LustSickPuppy: A 'Shape-Shifting Sex Canine From Outer Space'
Music

LustSickPuppy: A 'Shape-Shifting Sex Canine From Outer Space'

Story by Justin Moran / Photography by Yulissa Benitez

LustSickPuppy says she wants to "disarm" her audience and "warp their reality" through music — a mission that fully comes to fruition in the New York artist's new "Goatmeal" music video.

In it, she poses as a senior citizen — albeit poorly disguised with facial prosthetics, noncommittal acting and a frizzy grey wig — who unveils her cookie recipe with the special ingredient, Goatmeal. What begins as a stiff, DIY Paula Deen-type "cooking experience" erupts into a chaotic fever dream with fake blood, butcher knives, McDonalds mukbangs and thrashing choreo all set to Machine Girl's hardstyle production.

"It's really easy to be a baddie," LustSickPuppy says of the disorienting Steven Bartashev-directed visual. "But it's so much fun being a deranged old woman who likes to rave and eat McDonalds.

This same energy is carried throughout LustSickPuppy's Cosmic Brownie EP, out now, with six tracks she "needed to release" in order to have "internal peace" and a "deep exhale." Much like "Goatmeal," her debut project is a confident assertion of LustSickPuppy's singular approach to making art.

"She is the bite on your neck, the goosebumps on your skin, the tightness in your jeans and the fear in your heart," LustSickPuppy says of her stage persona, always aiming to juxtapose cuteness with something "slightly disturbing" through her sound and visuals. Cosmic Brownie aptly opens by sampling Patti Page's ultra-sweet 1952 romp, "(How Much Is) That Doggie in the Window?" and almost immediately descends into madness when the doggie in question attacks ("Don't you dare touch me," a woman shrills amidst ferocious dog barks).

"Orientation" then sounds like TNGHT's evil step sister with LustSickPuppy declaring, "I'm pissin' on your grave," while "Dumb" repeatedly warns that she'll "dance on you." Her lust for campy horror continues with "Graveyard Smash," which samples The Munsters' iconic theme song and imagines an orgy for "creatures of the night." Finally, "Flesh Chunk" is LustSickPuppy's "boiling point," with ear-splitting screams and a self-produced instrumental that sounds like a mad scientist's final round of experiments before blowing up the entire lab.

LustSickPuppy, who refers to herself as a "shape-shifting sex canine from outer space," talked with PAPER about growing up in "pre-gentrified" Crown Heights, creating without limitations and collaborating on her breakout project, below.

What's the story behind your name?

LustSickPuppy originated in the height of my promiscuity. I was young and generally turned off by the idea of being gushy and in love because boys were stupid and sex was easy. I liked the idea of being a sex symbol while also being cute and unobtainable. I love rejecting boys, honestly, especially when approached disrespectfully by someone who thinks they're being complimentary. I've had a number of selfish lovers that would not care about my pleasure, but would be so willing to receive it from me.

At a certain point these lovers started to look weak and pathetic.
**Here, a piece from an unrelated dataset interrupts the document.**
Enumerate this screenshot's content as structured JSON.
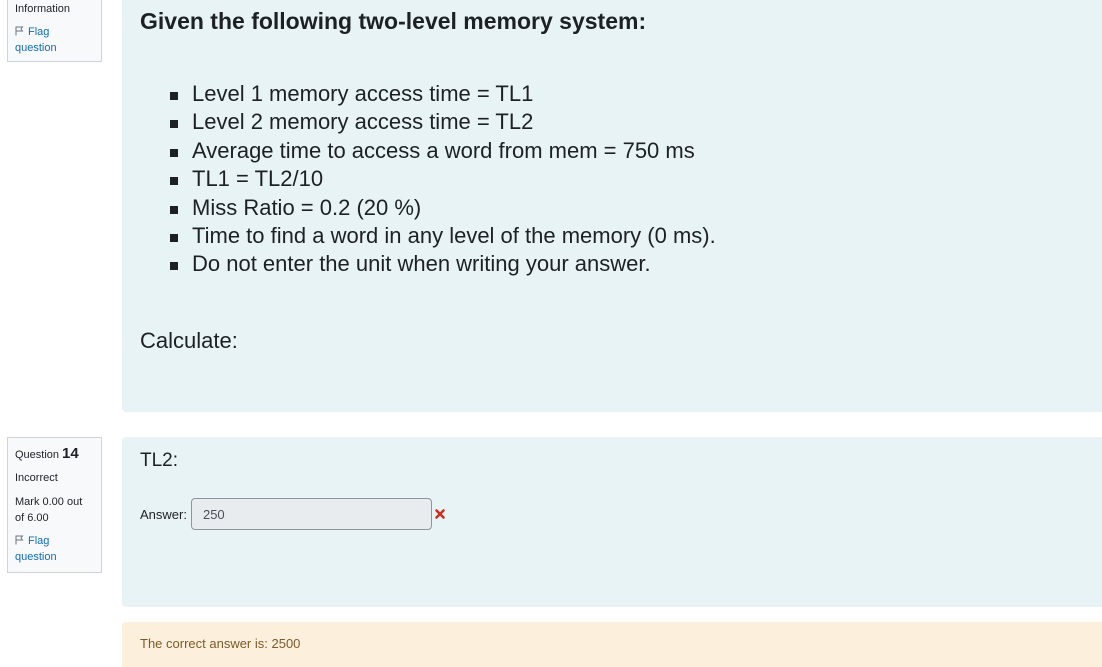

I needed to take complete control of my sexual journey because so much of it felt like I was giving control to others and typically being disappointed. I love seeing my partners beg and squirm and pant.

That's what makes my music and stage performance so intimate. I am inviting an audience to see me raw, bruised, loved and hated. Writing music about all my shitty experiences with lovers, relationships and whatever else allows for me to be vulnerable and seen. It is the relationship of how I present to the world and how I really feel about myself. LustSickPuppy is the embodiment of "you want me, but you do not deserve me." She is the bite on your neck, the goosebumps on your skin, the tightness in your jeans and the fear in your heart.

Where did you grow up?

I was born and raised in pre-gentrified Crown Heights, Brooklyn. I got tough skin growing up and having to be resourceful. My neighborhood was filled with local churches, chicken spots and liquor stores. Growing up, you couldn't walk up Franklin Avenue by yourself at night. A lot of the time I felt like I was never going to be able to exist in peace in my own skin. I've been getting catcalled since I was like 13. My friends growing up forced me to not be soft. I hung out around the boys because there were too many rules being a girl — couldn't wear certain clothes, couldn't be out at a certain time, couldn't do your hair or your makeup a certain way. I was tired of feeling like I had to live in fear because the men around me were uncontrollable.

There would be so many rap cyphers happening around me. I was never joining them, but always had a love for free styling and rap and would go home and write my own. I was a raw ass kid growing up too fast. I was often with the wrong people, acting like I wasn't scared because I didn't want to be seen as weak. I was putting notches on my belt for experiences I didn't need to have because I wanted to be exposed to as much life as possible, idiot.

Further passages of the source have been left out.